Invitation      Affiche

Sofi Hemon - oeuvre présentée à la Tôlerie de Clermont-Ferrand

     Depuis quatre ans je développe une structure ramifiée sur plusieurs axes et à plusieurs niveaux.  Après la lune et avant le soleil  (l’indéterminé une poétique du geste) relient des œuvres différentes et  connectent des gens différents. Cette structure, sans cesse alimentée et modifiée, est faite de peintures (Etendues : incidences ) , de volumes, de notations, de  photonégatifs et de propositions vidéos.  Elle me permet des associations que je ne cherche pas à prévoir. Je fragmente chacun des axes et le connecte de façon inattendue à un autre branchement de la structure..

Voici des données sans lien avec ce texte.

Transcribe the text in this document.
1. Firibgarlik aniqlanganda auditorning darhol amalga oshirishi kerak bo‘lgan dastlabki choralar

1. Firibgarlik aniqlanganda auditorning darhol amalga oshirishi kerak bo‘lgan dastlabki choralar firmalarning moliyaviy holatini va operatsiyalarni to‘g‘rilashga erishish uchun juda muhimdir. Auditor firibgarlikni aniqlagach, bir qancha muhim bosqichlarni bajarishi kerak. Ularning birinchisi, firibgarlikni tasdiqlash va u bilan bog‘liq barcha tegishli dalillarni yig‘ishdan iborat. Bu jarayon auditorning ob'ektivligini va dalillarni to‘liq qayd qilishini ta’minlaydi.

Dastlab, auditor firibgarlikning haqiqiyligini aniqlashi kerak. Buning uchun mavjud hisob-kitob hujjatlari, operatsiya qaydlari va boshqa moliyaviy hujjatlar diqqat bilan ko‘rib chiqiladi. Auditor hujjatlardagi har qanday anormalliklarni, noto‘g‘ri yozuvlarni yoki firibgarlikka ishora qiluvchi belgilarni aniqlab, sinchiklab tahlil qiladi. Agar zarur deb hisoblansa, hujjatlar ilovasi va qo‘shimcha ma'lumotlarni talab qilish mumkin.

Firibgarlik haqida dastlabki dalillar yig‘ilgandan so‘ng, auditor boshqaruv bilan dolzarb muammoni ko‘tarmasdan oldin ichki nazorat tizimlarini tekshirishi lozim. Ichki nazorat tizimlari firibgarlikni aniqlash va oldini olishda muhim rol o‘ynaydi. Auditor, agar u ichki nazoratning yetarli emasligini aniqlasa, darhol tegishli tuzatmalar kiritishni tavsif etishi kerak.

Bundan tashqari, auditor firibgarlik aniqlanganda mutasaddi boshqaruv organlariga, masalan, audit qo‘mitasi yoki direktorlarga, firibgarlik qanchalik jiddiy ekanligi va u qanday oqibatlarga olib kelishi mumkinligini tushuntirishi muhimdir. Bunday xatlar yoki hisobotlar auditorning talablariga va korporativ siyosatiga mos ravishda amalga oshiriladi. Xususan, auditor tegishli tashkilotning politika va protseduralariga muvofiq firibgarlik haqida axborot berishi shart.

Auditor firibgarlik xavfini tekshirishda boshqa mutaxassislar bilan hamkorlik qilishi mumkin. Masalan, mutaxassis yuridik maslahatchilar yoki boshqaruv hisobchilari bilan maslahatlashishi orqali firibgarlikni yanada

      -Après la lune et avant le soleil  (l’indéterminé une poétique du geste)  est une installation  composée de nacelles légères suspendues et reliées entre elles par des câblages. Les matériaux utilisés  sont  choisis en fonction de mes déplacements et relève d’une forme de cueillette. Ils sont liés à un lieu, une rivière, une lumière. La fluidité des matériaux fait surgir des gestes de la mémoire.  Certains gestes du tissage et du nouage sont semblables à des réminiscences. 

Il arrivera que le dispositif soit comme entreposé et ses éléments accumulés. Je me réjouis d’éventuelles superpositions et des interférences qui viendraient troubler la lisibilité des formes.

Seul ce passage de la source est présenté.